Cancer origin identified through cell 'surgery'
Research from the University of Warwick sheds new light on a key cause of cancer formation during cell division (or mitosis), and points towards potential solutions for preventing it from occurring.
When a cell divides normally, it makes a copy of every chromosome and then shares them equally between the two new cells. This function is carried out by a complex machine in the cell called the mitotic spindle. If something goes wrong at this stage, the two new cells will be aneuploid, meaning that they will not have the correct number of chromosomes and will make mistakes when sharing genetic information.
Cancer cells are aneuploid, so understanding how and why this happens is hugely significant in finding out how the disease originates. Professor Stephen Royle's research team at Warwick Medical School has identified exactly this.
They found that some chromosomes can get lost and trapped in a tangle of membranes that exist in an area around the cell's spindle, preventing the chromosomes from being shared properly and leading to the abnormal cell division that can cause cancer.
They made their discovery by performing a sort of "surgery" on living cells. The researchers invented a way to remove the tangle of membranes in which chromosomes get trapped, and as a result the chromosomes were rescued by the spindle, thus enabling normal healthy cell division.

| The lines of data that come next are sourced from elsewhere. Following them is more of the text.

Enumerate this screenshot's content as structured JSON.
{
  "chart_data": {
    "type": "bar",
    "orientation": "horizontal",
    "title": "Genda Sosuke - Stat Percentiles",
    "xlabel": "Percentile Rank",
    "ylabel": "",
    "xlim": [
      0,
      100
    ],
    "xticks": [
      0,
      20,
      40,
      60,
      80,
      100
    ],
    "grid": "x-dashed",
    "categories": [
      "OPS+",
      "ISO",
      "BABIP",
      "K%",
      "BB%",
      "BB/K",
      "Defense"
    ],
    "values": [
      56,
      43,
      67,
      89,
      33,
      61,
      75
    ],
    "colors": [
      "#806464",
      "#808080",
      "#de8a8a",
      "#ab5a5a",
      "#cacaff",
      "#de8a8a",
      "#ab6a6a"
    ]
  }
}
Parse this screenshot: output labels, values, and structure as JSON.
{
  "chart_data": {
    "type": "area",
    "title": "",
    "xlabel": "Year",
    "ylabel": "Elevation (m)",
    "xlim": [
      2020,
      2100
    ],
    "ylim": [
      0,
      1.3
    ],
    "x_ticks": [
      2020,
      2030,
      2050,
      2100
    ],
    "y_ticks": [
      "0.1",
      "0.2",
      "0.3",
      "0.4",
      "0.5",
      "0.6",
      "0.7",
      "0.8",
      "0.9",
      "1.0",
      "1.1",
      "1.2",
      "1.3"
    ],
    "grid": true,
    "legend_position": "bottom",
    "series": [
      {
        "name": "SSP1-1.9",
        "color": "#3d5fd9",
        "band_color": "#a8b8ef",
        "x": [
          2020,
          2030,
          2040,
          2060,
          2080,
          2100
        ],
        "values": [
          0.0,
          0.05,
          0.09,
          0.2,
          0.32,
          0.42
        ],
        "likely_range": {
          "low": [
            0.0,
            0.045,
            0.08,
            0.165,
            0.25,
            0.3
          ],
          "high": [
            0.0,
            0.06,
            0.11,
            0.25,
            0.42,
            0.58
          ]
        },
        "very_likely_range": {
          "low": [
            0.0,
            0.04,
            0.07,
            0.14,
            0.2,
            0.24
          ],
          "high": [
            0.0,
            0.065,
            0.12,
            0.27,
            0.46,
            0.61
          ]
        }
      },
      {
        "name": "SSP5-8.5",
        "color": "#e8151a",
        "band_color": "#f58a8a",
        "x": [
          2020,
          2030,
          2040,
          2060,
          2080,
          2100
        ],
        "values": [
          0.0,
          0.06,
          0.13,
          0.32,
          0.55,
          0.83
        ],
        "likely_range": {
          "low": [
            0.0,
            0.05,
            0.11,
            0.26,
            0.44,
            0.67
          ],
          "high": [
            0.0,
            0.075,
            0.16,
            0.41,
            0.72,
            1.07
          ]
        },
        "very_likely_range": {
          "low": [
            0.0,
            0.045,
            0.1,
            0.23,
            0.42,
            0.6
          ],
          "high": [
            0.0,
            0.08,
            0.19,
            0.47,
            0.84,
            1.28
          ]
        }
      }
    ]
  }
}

This proved, for the first time, that chromosomes getting caught in these membranes is a direct risk factor for the formation of cancerous cells. Understanding this risk can lead to more effective cancer prevention.
Stephen Royle, Professor of Cell Biology at Warwick Medical School, commented, "Many scientists working on cell division focus on the spindle: how it works and why it makes mistakes in cancer. In this paper we shifted the spotlight and looked at membranes inside dividing cells."
Dr. Nuria Ferrandiz, lead author of the study, said, "We found that chromosomes can get trapped in membranes and this is a disaster for the dividing cell. It has the potential to change a normal cell into a cancer cell. Preventing this process may be a way to treat disease."
The research appears in the Journal of Cell Biology.